On a general basis, Nugee said that the UK should be doing two things: adapting to a climate-changed world and becoming part of the solution rather than the problem by reducing the UK Armed Forces emissions.


Nugee added: "Where we can and where operationally sensible, we should be reducing our emissions to try and help solve the problem of climate change rather than add to it, which we're currently doing with our emissions."

Arctic NATO Allies are investing in new capabilities, everything from maritime patrol aircraft to submarines.

On a wider basis, at NATO’s summit in June, one of the talking points was tackling climate change, and how melting ice could lead to new ‘geopolitical tensions’.


Ahead of the talks, Stoltenberg said: “NATO Allies, including the Arctic NATO Allies, are investing in new capabilities, everything from maritime patrol aircraft to submarines, and all the other equipment and capabilities we need to make sure that we continue to show the necessary precedence in the high north.”

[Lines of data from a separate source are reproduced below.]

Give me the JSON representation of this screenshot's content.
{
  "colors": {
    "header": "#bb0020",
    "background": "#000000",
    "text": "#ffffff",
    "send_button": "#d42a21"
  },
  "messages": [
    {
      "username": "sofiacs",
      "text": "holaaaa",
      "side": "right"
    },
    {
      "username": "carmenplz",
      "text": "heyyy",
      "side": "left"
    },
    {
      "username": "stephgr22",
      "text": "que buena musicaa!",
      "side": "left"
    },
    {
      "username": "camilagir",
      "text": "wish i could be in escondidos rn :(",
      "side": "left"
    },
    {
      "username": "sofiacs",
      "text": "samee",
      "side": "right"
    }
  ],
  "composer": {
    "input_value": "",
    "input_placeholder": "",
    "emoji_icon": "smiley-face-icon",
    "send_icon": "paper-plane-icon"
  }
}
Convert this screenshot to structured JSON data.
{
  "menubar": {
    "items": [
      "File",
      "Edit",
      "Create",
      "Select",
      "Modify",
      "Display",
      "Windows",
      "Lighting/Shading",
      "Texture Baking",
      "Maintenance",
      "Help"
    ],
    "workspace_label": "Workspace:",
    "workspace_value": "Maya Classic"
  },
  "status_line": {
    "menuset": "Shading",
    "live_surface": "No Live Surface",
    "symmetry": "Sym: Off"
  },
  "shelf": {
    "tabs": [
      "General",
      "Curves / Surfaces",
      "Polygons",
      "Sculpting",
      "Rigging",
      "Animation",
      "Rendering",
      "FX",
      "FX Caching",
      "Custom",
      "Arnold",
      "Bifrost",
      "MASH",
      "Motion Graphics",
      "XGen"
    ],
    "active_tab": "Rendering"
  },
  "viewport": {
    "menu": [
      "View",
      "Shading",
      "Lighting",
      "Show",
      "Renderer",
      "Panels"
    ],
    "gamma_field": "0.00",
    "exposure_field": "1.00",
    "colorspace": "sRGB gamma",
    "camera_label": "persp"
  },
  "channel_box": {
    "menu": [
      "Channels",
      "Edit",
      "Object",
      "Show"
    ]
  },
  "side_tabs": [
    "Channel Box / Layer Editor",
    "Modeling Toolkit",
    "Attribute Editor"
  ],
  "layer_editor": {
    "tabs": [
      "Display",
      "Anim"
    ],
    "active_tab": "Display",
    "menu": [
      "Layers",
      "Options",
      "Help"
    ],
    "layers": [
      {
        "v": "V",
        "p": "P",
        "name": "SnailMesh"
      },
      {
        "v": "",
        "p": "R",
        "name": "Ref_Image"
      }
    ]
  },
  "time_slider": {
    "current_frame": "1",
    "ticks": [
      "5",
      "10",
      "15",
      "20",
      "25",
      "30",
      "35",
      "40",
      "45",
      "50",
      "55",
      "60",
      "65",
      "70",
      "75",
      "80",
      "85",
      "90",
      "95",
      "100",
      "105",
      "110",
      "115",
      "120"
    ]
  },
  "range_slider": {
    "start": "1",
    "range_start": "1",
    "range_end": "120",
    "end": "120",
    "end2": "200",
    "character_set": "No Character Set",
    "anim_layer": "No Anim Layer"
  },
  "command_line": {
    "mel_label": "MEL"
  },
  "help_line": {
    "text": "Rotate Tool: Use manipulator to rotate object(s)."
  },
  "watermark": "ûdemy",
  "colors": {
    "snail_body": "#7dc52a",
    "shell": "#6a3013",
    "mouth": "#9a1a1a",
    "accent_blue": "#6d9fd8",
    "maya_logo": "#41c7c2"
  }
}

Despite this, a joint communique published after the event did not include the Arctic and only one mention of the high north.


Elsewhere in Northern Europe, Sweden unveiled plans last year for a massive hike in defence spending that will see the country expand its submarine force. The spending bill cited the importance of the effects of climate change for Sweden as an Arctic nation, adding that ‘a warmer climate with ice melting’ could lead to further confrontations between China, Russia and the US.


The importance of the Arctic was also mentioned, albeit briefly, in the UK Ministry of Defence’s Defence Command Paper, which read: “We [the UK] will increase our commitment to the Black Sea region, the high north, the Baltics and the Western Balkans (where we will implement a new regional training initiative), building and working through multilateral groupings, such as the Northern Group.”

Regaining Arctic dominance

On 16 June, US President Joe Biden met face-to-face with his Russian counterpart Vladimir Putin for a summit in Geneva. Ahead of the talks, US National Security Advisor Jake Sullivan said Washington was hoping to cooperate with Russia on issues of climate change and the Arctic.


The US also sees the Arctic as a potential enabler. In the foreword to a US Army strategy document titled ‘Regaining Arctic Dominance’, the service’s former Secretary Ryan McCarthy and US Army Chief of Staff General James McConville wrote that seeing the world as a globe, rather than a map, allowed it to see the opportunities of ‘northern routes’ that could speed force generation from Alaska to points around the globe.


While the state of decay of Arctic ice is uncertain and organisations like the UK’s Ministry of Defence are taking steps to put the brakes on climate change, the region is becoming more contested.


Future years could see the People’s Liberation Army Navy use the new route to enter the North Atlantic and tensions could flare as debates develop over who controls what waters and temperatures continue to rise.


More widely, the destabilising effects of climate change and the potential economic shift caused by changing sea routes will have tangible ramifications for the world as migration, droughts and failing crops drive security risks like radicalisation.